The pandemic has disproportionately hit racialized communities and low-income people, who have lost jobs or have not had the luxury of choosing to work remotely. And I’m not grappling with the impossible task of having children underfoot while I do work at home, which has contributed to reducing women’s presence in the workforce to the lowest level since the 1980s.

These statistics left me feeling selfish for worrying about my career development when others have lost so much more.

Thankfully, writer Lori Fox’s Globe Opinion piece helped me wrestle with these conflicted feelings.

“Things are scary. We are allowed to be anxious and afraid right now. We have lost a world. You’ve got permission to grieve,” Fox writes.

Alongside this personal reflection, though, Fox also urges us to “adapt” and “build a new and better world with new and better lives for each of us.”

So instead of fixating on our sole advancement, let’s work together to lift each other up. For me, that can be as small as helping my fellow staffer workshop a headline, or as big as supporting initiatives and pursuing projects that aim to address systemic issues around race, gender, class and accessibility in the industry and beyond.

I take these final words from Fox to heart, when it comes to both my time at The Globe and my place out in the wider world through this pandemic: “Be good to your neighbours and friends. Take care of them as best you can. Don’t let them go without, if it’s possible. We’re going to need each other more than ever.”

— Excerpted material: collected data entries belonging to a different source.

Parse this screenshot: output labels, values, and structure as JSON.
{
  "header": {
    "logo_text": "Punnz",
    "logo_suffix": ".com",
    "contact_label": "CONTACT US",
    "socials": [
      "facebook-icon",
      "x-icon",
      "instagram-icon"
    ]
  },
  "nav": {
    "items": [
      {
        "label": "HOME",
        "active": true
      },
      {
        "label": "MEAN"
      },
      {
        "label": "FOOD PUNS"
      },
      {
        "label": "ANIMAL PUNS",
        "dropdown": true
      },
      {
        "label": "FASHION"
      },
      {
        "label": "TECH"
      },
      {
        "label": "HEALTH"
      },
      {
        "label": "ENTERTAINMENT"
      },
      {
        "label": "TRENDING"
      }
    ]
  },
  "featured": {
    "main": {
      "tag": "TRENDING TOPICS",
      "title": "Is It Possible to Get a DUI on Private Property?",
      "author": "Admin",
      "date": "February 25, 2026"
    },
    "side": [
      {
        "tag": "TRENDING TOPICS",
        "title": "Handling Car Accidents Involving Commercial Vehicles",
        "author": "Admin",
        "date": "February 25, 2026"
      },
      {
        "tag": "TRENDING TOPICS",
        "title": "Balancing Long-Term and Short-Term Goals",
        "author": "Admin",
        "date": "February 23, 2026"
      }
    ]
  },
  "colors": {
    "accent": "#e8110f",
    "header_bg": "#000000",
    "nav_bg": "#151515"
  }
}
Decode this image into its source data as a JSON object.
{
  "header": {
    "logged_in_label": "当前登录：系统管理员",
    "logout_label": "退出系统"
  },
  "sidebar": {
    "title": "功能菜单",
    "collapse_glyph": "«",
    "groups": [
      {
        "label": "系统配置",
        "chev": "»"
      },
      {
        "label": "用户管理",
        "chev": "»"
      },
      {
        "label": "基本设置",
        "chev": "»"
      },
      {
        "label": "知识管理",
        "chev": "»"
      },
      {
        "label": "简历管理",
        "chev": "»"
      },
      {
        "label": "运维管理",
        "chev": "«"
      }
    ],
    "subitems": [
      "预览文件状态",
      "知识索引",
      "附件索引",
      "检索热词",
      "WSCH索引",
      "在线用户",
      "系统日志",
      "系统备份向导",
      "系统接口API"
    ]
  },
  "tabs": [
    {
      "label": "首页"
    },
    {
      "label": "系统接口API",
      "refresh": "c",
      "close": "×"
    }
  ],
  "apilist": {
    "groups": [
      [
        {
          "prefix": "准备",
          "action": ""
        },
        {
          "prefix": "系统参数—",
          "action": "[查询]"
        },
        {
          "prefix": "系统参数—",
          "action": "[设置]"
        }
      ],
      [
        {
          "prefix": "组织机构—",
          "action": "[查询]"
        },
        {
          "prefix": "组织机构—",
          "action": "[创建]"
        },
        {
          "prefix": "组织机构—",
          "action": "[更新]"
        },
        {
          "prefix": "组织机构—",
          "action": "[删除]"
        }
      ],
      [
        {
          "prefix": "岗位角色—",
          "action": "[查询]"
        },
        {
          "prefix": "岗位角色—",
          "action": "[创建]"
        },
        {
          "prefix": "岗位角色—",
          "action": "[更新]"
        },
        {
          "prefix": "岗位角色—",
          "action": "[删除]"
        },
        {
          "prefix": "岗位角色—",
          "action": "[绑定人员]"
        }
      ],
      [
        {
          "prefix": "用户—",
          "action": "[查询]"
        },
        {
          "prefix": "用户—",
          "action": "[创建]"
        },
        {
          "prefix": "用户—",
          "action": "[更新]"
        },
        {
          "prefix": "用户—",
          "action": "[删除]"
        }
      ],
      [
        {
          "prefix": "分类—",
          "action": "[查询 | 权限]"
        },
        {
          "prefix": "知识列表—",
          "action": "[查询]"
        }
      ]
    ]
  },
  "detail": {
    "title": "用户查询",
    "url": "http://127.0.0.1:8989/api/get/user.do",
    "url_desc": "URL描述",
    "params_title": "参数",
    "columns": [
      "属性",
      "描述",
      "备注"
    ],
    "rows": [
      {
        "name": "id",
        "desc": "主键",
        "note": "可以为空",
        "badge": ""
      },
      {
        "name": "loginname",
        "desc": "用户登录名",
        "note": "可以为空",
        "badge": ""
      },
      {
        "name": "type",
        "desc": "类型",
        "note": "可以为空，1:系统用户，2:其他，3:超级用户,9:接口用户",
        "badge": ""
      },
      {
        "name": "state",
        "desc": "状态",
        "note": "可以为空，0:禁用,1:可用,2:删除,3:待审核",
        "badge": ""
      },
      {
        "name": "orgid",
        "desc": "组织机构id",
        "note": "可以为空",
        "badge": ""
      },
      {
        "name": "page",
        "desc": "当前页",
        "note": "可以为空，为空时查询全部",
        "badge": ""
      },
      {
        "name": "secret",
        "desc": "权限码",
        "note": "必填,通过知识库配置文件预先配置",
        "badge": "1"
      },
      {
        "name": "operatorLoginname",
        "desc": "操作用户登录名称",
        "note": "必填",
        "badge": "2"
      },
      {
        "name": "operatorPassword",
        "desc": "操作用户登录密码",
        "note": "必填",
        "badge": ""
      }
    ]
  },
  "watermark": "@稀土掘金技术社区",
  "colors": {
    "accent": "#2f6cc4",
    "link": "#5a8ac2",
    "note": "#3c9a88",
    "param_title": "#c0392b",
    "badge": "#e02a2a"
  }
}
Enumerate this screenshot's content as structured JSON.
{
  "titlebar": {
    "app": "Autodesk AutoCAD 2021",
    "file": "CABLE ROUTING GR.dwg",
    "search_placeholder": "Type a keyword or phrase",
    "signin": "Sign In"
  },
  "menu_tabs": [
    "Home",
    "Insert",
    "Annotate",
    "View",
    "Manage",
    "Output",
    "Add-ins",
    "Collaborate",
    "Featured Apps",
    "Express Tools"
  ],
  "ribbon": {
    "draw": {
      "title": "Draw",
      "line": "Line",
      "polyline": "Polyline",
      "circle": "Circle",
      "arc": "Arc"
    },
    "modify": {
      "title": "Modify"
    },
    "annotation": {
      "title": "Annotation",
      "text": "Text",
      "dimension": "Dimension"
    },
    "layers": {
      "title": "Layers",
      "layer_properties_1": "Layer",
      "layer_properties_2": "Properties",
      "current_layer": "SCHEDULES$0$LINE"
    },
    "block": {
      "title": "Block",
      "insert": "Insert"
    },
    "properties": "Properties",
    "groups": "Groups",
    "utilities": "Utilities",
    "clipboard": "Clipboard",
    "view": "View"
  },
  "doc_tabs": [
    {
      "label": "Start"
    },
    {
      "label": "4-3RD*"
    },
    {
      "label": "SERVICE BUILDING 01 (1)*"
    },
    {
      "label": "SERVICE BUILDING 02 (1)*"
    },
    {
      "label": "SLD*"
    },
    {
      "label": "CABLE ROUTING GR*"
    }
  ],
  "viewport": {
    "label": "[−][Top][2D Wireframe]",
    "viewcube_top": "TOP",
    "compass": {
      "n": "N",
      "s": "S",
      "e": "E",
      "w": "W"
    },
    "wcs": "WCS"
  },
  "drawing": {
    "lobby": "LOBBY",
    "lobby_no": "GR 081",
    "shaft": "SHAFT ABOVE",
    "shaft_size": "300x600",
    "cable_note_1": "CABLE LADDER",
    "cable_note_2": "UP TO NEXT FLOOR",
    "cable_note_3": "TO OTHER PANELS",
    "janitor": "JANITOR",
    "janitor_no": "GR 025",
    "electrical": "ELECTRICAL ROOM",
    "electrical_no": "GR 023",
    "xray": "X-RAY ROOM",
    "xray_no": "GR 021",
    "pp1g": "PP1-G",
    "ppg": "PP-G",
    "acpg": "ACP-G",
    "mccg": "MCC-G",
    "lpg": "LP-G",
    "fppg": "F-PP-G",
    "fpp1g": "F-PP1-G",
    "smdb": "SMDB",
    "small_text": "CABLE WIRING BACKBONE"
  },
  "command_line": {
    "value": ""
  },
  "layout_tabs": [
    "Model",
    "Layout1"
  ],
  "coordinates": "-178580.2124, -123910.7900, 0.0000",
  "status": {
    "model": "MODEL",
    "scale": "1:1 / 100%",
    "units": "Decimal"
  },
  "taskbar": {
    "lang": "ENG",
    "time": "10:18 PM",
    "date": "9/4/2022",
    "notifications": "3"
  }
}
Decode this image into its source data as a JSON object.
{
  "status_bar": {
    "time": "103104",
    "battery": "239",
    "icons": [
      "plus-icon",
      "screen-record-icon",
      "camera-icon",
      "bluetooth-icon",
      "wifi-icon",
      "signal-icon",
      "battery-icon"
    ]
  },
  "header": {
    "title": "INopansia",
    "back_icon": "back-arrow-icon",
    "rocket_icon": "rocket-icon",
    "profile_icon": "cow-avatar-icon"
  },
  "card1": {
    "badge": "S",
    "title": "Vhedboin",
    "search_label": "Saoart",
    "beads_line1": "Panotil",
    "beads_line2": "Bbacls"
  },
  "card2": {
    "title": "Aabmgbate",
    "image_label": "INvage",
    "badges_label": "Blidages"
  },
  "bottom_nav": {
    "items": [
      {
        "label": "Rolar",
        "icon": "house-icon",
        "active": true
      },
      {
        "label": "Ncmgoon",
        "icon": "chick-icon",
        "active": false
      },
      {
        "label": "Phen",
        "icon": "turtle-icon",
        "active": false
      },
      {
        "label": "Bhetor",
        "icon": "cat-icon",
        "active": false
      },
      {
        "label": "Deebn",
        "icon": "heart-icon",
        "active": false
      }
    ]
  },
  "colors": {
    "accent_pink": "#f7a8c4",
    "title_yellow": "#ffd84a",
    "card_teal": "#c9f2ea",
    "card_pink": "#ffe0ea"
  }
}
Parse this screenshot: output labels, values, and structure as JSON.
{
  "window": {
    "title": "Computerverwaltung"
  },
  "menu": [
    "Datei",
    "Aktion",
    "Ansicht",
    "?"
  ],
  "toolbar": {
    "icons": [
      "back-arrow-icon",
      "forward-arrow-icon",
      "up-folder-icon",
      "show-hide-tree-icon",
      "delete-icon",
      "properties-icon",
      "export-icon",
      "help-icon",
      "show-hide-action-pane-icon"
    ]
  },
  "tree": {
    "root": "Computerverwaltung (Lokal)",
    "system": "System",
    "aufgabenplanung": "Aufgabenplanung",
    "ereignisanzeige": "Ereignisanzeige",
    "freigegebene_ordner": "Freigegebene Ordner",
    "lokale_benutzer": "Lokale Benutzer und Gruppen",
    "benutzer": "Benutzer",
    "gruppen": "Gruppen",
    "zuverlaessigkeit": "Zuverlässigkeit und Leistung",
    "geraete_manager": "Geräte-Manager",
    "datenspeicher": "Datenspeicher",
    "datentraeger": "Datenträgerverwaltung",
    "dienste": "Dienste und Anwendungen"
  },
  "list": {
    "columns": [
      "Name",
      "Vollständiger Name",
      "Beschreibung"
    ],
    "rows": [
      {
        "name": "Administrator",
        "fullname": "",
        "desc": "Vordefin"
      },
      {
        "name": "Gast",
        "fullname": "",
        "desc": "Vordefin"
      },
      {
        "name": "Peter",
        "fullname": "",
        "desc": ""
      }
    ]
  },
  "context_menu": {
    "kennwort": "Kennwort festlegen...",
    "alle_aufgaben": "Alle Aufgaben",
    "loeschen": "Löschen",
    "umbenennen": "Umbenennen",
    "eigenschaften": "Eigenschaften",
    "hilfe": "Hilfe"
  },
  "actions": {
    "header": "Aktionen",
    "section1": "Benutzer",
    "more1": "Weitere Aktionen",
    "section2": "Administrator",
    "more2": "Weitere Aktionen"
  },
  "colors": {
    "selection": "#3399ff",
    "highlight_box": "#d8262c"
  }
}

What else we’re thinking about

Stuck at home with nowhere to go, I daydream about all the travelling I can do when the pandemic is over. In the meantime, I satiated that desire by investing a small sum from my first Globe paycheque in the complete series of Anthony Bourdain’s Parts Unknown on YouTube. Watching the show has reminded me of the beauty of the world and the surprising connections that exist out there – a cure for whenever I fall into a pandemic rut.